At university, it was essential to my classmates to look the part. “Image” was everything to them. None of them ever became artists. Today, many people say I look like an artist. It’s not on purpose. Painting has become a part of me, it rubs off on one, I am always covered in paint and so is everything I own, I smell like paint, I even know the taste of each colour.

I was created to become an artist, I am merely an instrument in God’s hand, here to interpret His creation through my work.

Every painting I create reflects my emotions. Looking at completed works, I am transported back in time to the feelings I was experiencing when painting them. They are a visual diary of my life. A painting that does not ask a question is just a picture. Pictures frustrate and irritate me, my whole being rebels against them!

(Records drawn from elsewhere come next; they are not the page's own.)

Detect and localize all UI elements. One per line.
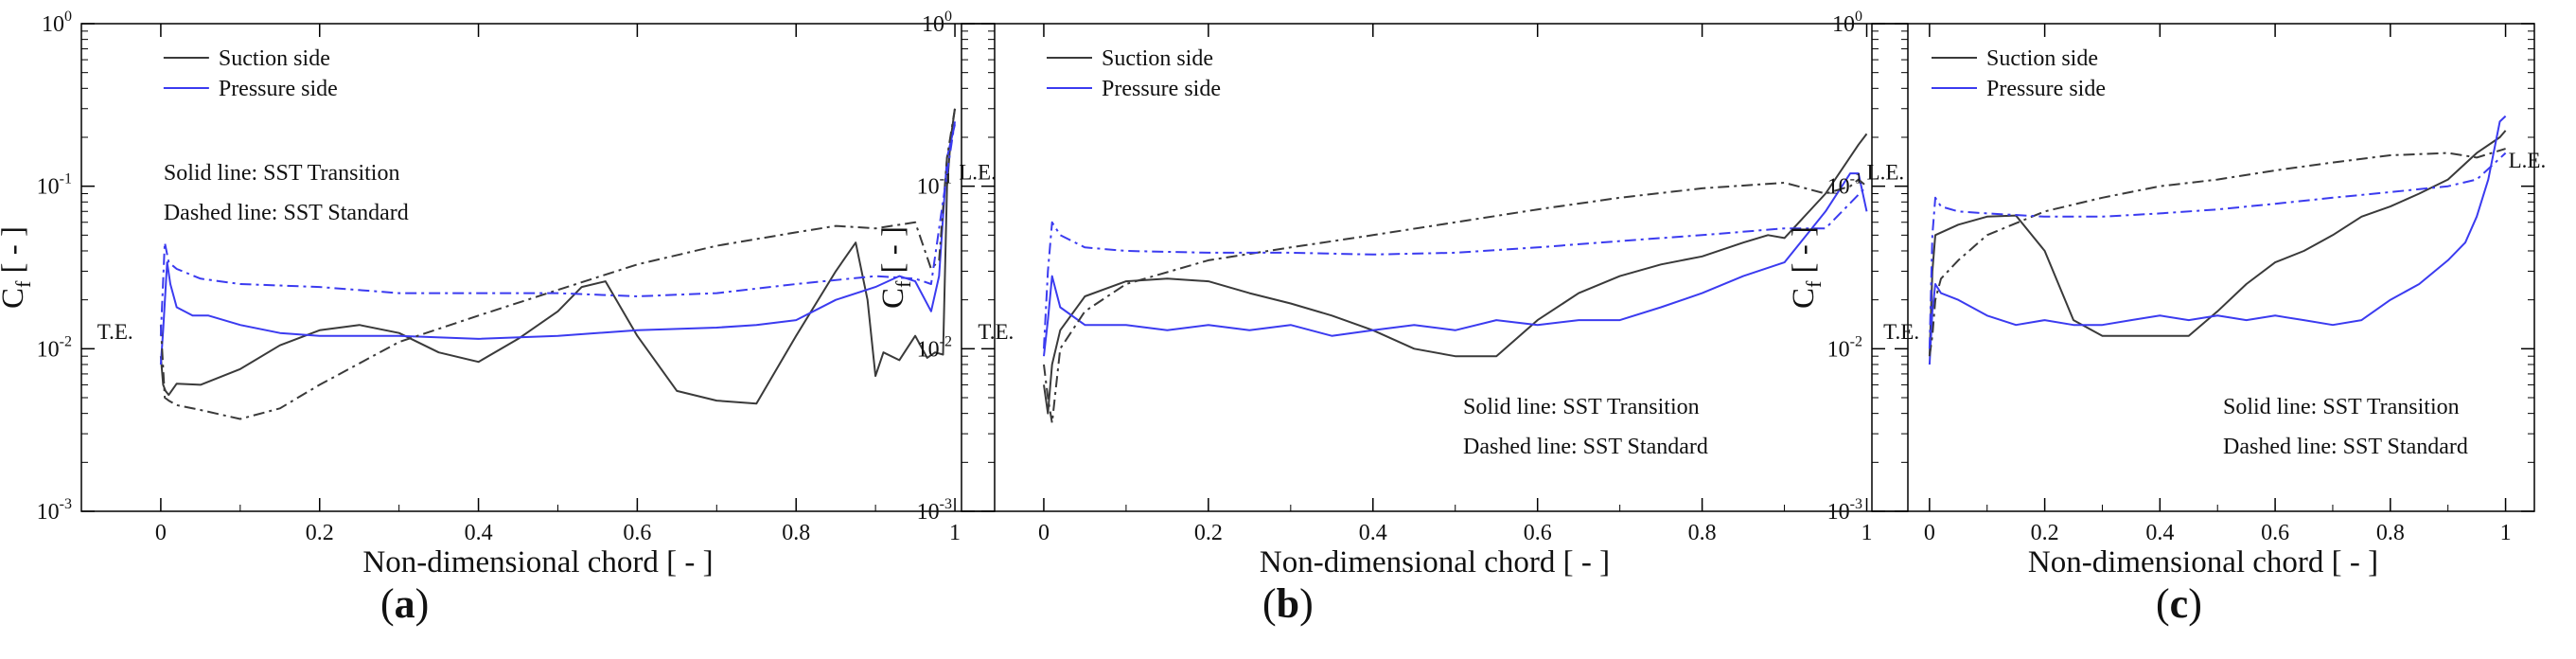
x-tick-label: 0.8 (782, 521, 810, 545)
y-tick-label: 100 (42, 9, 72, 37)
y-tick-label: 10-2 (37, 333, 72, 362)
y-tick-label: 100 (922, 9, 952, 37)
x-axis-label: Non-dimensional chord [ - ] (362, 545, 713, 579)
annotation-le: L.E. (2509, 149, 2547, 172)
series-line-suction-solid (1928, 130, 2507, 357)
x-tick-label: 0.4 (465, 521, 493, 545)
x-tick-label: 0.2 (2031, 521, 2059, 545)
x-axis-label: Non-dimensional chord [ - ] (2028, 545, 2378, 579)
series-line-pressure-dashed (159, 121, 956, 336)
y-tick-label: 10-3 (917, 496, 952, 525)
panel-label-b-letter: b (1276, 580, 1300, 627)
series-line-pressure-solid (1043, 172, 1868, 357)
series-line-suction-dashed (1043, 178, 1868, 424)
annotation-te: T.E. (1883, 320, 1919, 344)
series-line-suction-solid (1043, 133, 1868, 415)
x-tick-label: 1 (949, 521, 961, 545)
x-tick-label: 0.4 (1359, 521, 1387, 545)
x-tick-label: 1 (2500, 521, 2512, 545)
legend-label-pressure: Pressure side (1986, 77, 2106, 101)
annotation-le: L.E. (959, 161, 997, 185)
y-axis-label: Cf [ - ] (876, 226, 915, 309)
panel-label-c-letter: c (2169, 580, 2189, 627)
x-tick-label: 0.2 (1194, 521, 1223, 545)
legend-label-suction: Suction side (219, 46, 330, 71)
panel-label-a-letter: a (394, 580, 415, 627)
y-axis-label: Cf [ - ] (0, 226, 35, 309)
x-tick-label: 0.8 (1688, 521, 1717, 545)
series-line-pressure-solid (1928, 115, 2507, 365)
annotation-te: T.E. (978, 320, 1014, 344)
y-tick-label: 10-1 (37, 171, 72, 200)
x-tick-label: 0 (1038, 521, 1050, 545)
x-axis-label: Non-dimensional chord [ - ] (1260, 545, 1610, 579)
y-tick-label: 10-2 (1827, 333, 1862, 362)
note-line: Dashed line: SST Standard (164, 201, 409, 225)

Years ago after many successful sell-out solo exhibitions at universities, museums and major art galleries, I started working on what would be a life-defining exhibition. I spent many years putting everything into creating these new works, fifty-one in total. They were the best works I had ever produced. But then. At the gallery where they were being framed they disappeared — all of them!

The loss snapped me like a twig. I withdrew from the public arena becoming a recluse on a farm somewhere in the North West for many years. To preserve my sanity and probably save my life, my brain managed to block out the theft. Four years later the enormity of the loss hit me. It changed my life and the direction of my art forever.